Livres : écrire le pire, un nouveau genre littéraire ?

Guerre civile ou religieuse, FN à l’Elysée… Les auteurs bâtissent désormais leurs intrigues sur de sombres anticipations. La fiction nous fait-elle échapper à un avenir funeste en nous le dépeignant ou bien agit-elle comme une prophétie autoréalisatrice ?

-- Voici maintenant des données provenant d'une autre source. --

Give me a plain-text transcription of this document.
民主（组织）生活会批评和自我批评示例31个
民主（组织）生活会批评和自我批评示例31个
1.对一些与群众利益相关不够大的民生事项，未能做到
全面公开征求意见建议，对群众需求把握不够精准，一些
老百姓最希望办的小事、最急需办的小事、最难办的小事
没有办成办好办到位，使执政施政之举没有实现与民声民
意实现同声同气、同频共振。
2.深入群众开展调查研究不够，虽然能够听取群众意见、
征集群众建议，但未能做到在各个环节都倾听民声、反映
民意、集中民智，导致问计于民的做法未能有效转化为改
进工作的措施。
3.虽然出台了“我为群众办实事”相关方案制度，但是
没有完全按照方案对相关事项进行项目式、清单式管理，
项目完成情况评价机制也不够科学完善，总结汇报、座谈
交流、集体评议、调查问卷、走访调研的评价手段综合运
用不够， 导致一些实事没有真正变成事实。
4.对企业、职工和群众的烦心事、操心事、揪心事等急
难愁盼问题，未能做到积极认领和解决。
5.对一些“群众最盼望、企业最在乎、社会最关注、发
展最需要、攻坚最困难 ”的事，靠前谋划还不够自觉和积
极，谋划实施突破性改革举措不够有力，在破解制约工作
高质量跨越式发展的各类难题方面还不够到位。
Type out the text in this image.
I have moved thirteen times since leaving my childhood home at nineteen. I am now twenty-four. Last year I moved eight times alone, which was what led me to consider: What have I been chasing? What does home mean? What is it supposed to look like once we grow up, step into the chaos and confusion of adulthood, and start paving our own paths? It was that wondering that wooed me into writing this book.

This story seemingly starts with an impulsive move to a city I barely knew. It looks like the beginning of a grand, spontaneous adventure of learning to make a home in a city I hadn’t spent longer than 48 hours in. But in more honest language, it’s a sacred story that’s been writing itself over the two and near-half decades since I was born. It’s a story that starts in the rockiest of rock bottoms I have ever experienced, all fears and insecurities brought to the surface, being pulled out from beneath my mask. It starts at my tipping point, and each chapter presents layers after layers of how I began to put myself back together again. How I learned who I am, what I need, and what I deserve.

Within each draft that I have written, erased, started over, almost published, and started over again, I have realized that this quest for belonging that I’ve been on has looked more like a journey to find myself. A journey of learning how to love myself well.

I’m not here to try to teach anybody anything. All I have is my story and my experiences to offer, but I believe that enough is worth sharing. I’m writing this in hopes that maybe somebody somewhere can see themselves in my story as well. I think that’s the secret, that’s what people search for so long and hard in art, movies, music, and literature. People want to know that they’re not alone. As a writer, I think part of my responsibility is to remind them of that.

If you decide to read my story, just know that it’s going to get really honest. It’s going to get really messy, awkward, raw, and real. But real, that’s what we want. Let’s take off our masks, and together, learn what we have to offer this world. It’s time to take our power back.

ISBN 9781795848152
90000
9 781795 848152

«Et c’est une présidente, Marine Le Pen, qui devient le huitième chef d’Etat de la Ve République. C’est une déflagration ! De nombreux spécialistes interviendront sur notre plateau… Restez avec nous pour cette soirée historique !» Ces mots, nous pourrions les entendre le 7 mai 2017, à 20 heures précises, tandis que s’afficherait à l’écran le visage de la leader frontiste, sortie de justesse victorieuse du second tour de la présidentielle face à François Hollande. Alors que défileraient à la télévision commentateurs livides et politiques en état de choc, des émeutes éclateraient dans Paris, violemment réprimées par la police. C’est, bien sûr une fiction, mais pas totalement délirante, voire carrément plausible. Que se passerait-il au juste si le Front national remportait l’élection suprême ? BD de l’historien François Durpaire et du dessinateur Farid Boudjellal, la Présidente explore méticuleusement cette hypothèse redoutée. Paru il y a deux mois, devenu rapidement un best-seller, l’album projette le citoyen-lecteur dans un futur possible, celui d’une France de 2017-2018 aux perspectives bouleversées.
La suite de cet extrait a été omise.